In his address, the president of the Association of Croatian Exporters, Darinko Bago, noted that while only 15 percent of Croatian companies are exporters, they account for 62 percent of all investment in the country. Bago said that this statistic alone was evidence that exporters are the backbone of the Croatia economy. After applauding government's efforts during the corona-crisis, he called for a more pro-active diplomatic approach: “That we intensify regionalization, strengthen diplomatic activities with other countries so that they don't look simply at us as one isolated country, but the region as a whole, and if there is a hot-spot within that region, that it be localized. We have to travel to those countries, and if we're on their red list, then we're in a no-win situation, when we either have to be quarantined or pay for a test and leave the country within three days. Perhaps we should even look into cheaper tests for exporters, something like football players have.”
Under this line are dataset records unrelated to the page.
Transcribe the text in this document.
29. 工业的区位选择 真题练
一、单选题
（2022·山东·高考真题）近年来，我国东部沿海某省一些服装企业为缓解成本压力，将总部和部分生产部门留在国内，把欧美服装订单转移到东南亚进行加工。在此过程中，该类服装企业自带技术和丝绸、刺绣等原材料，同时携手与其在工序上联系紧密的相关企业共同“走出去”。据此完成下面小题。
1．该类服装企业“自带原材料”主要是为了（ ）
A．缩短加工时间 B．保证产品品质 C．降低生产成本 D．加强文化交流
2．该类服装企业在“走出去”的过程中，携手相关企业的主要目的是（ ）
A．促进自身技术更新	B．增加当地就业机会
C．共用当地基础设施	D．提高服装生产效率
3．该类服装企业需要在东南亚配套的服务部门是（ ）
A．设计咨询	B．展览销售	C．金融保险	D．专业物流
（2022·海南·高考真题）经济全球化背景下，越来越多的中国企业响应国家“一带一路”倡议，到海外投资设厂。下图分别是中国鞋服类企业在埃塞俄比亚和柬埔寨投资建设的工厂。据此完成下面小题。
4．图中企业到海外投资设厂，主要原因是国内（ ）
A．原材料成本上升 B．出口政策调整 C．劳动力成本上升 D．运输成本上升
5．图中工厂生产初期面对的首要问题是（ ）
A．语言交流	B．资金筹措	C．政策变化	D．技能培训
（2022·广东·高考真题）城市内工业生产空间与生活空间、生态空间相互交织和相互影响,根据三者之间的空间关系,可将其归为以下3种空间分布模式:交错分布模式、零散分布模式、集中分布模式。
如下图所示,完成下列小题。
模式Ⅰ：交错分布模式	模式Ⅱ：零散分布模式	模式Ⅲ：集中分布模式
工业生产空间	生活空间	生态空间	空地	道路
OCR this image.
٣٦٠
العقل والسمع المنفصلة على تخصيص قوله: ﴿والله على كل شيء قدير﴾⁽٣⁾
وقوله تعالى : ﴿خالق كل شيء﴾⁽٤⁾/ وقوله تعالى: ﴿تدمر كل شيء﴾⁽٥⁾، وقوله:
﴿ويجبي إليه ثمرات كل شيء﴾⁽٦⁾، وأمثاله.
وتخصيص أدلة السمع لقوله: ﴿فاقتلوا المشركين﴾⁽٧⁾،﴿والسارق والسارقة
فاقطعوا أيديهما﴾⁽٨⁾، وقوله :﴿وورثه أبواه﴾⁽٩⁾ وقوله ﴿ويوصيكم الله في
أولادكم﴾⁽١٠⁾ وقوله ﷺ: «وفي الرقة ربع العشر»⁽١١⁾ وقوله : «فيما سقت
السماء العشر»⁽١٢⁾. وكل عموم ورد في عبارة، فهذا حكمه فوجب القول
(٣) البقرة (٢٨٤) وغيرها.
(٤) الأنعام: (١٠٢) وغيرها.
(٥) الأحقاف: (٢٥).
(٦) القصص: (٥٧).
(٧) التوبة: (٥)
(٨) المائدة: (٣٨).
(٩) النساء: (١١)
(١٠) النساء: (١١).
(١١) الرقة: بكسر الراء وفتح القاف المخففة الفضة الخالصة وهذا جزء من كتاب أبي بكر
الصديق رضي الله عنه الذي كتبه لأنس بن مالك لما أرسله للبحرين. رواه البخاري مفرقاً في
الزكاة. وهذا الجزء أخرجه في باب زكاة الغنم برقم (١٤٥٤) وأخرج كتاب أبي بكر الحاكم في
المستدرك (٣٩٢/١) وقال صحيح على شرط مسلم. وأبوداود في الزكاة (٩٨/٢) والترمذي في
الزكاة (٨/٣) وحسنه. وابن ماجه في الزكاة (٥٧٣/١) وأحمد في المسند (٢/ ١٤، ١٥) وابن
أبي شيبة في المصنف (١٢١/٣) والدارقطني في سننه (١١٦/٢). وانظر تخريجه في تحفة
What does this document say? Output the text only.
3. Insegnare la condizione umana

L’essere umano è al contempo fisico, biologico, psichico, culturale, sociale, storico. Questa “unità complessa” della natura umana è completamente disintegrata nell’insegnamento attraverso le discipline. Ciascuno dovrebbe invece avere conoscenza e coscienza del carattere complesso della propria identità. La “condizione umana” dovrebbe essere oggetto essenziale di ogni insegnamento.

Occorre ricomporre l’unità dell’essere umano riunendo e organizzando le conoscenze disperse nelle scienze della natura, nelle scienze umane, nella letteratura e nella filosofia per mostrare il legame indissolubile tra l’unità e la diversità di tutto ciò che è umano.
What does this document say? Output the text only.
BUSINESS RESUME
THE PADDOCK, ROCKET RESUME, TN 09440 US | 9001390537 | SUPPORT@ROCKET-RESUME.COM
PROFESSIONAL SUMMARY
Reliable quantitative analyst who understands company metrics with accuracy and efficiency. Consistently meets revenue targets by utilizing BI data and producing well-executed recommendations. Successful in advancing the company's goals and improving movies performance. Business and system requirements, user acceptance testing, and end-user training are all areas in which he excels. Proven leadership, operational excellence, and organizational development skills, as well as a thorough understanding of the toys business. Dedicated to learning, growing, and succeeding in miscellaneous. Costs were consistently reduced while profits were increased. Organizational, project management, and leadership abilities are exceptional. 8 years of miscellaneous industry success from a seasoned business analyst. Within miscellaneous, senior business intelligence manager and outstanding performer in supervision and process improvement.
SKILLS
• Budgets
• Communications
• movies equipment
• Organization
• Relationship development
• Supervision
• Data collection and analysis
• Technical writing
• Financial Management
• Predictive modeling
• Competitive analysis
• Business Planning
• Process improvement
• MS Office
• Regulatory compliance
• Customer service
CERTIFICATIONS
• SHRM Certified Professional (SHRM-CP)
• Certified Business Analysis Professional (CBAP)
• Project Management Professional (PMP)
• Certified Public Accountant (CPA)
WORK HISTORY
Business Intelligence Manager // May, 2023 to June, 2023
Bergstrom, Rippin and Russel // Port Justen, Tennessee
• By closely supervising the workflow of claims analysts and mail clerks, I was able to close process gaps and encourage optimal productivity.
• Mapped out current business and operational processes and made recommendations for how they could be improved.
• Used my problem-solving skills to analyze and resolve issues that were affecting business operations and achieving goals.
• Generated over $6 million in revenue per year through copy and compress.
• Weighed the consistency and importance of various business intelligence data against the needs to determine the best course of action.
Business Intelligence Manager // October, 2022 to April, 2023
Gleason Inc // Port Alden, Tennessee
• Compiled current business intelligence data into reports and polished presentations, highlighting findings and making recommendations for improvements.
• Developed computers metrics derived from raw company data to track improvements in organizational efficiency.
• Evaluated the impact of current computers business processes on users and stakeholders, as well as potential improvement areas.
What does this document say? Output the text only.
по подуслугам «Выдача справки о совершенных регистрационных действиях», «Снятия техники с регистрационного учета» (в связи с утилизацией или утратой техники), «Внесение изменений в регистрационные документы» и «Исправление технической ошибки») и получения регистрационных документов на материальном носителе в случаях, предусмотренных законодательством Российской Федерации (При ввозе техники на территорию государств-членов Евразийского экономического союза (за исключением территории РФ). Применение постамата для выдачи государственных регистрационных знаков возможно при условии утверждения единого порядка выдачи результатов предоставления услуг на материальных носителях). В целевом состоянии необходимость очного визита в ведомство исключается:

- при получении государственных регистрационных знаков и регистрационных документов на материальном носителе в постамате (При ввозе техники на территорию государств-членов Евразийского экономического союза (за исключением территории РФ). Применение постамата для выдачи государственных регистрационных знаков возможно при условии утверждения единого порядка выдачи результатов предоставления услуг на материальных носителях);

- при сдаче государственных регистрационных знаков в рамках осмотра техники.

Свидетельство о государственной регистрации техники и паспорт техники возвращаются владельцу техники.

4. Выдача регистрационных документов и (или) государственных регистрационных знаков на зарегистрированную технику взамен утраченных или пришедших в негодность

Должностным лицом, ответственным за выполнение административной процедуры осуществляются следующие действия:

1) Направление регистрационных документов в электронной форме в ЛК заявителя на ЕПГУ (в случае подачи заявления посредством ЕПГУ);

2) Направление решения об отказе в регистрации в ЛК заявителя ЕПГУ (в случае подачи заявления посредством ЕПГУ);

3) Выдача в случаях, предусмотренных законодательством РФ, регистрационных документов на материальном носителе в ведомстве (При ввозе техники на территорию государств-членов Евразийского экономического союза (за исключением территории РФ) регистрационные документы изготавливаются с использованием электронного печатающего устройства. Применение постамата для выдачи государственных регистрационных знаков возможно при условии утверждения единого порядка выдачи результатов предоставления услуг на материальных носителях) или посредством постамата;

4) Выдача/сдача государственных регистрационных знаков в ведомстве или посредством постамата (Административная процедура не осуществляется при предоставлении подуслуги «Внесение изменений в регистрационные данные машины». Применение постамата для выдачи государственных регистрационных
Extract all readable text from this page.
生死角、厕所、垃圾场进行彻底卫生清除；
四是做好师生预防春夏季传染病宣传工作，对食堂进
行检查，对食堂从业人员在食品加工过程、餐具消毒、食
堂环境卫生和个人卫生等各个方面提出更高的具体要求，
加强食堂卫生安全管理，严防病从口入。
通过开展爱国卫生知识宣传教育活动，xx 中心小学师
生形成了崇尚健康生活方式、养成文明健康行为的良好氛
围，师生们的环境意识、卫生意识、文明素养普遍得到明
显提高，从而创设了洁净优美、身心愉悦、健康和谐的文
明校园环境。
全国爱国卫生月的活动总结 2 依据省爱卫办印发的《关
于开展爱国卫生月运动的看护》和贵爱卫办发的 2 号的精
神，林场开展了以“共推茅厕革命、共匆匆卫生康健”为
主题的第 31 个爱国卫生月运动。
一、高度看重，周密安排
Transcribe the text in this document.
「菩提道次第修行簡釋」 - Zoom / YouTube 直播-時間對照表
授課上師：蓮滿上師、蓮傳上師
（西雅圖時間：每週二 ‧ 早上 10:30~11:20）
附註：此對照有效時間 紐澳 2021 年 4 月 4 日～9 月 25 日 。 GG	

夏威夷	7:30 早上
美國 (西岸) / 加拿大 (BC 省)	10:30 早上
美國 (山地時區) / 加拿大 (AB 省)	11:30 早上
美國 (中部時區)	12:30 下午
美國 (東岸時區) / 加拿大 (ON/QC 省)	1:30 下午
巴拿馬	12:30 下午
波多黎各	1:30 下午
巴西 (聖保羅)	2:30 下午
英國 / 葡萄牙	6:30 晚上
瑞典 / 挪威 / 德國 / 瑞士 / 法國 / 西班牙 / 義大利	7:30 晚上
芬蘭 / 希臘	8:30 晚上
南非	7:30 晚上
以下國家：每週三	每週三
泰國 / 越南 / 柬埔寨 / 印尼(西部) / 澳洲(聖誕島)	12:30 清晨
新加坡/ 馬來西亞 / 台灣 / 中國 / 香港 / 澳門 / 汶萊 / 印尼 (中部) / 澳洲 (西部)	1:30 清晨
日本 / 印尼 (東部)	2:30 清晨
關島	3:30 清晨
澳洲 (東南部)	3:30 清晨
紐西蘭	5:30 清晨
For his part Prime Minister Andrej Plenković said that he expects the drop in GDP for 2020 to be somewhat less than initial projections, and that he expects serious investment into science and sustainable industries.
“I expect the process of re-industrialization to be implemented, and for support to be offered to businesses in the smart and clean technologies sector, as well as for a digital transformation in doing business,” the prime minister told exporters.
National Bank Governor Boris Vujčić outlined the latest data for the export sector: “We have a relatively small drop in terms of the export of goods, between 10 to 15 percent. However, we have a much stronger decline in services, which is tied to the tourism sector, between 50 to 70 percent.”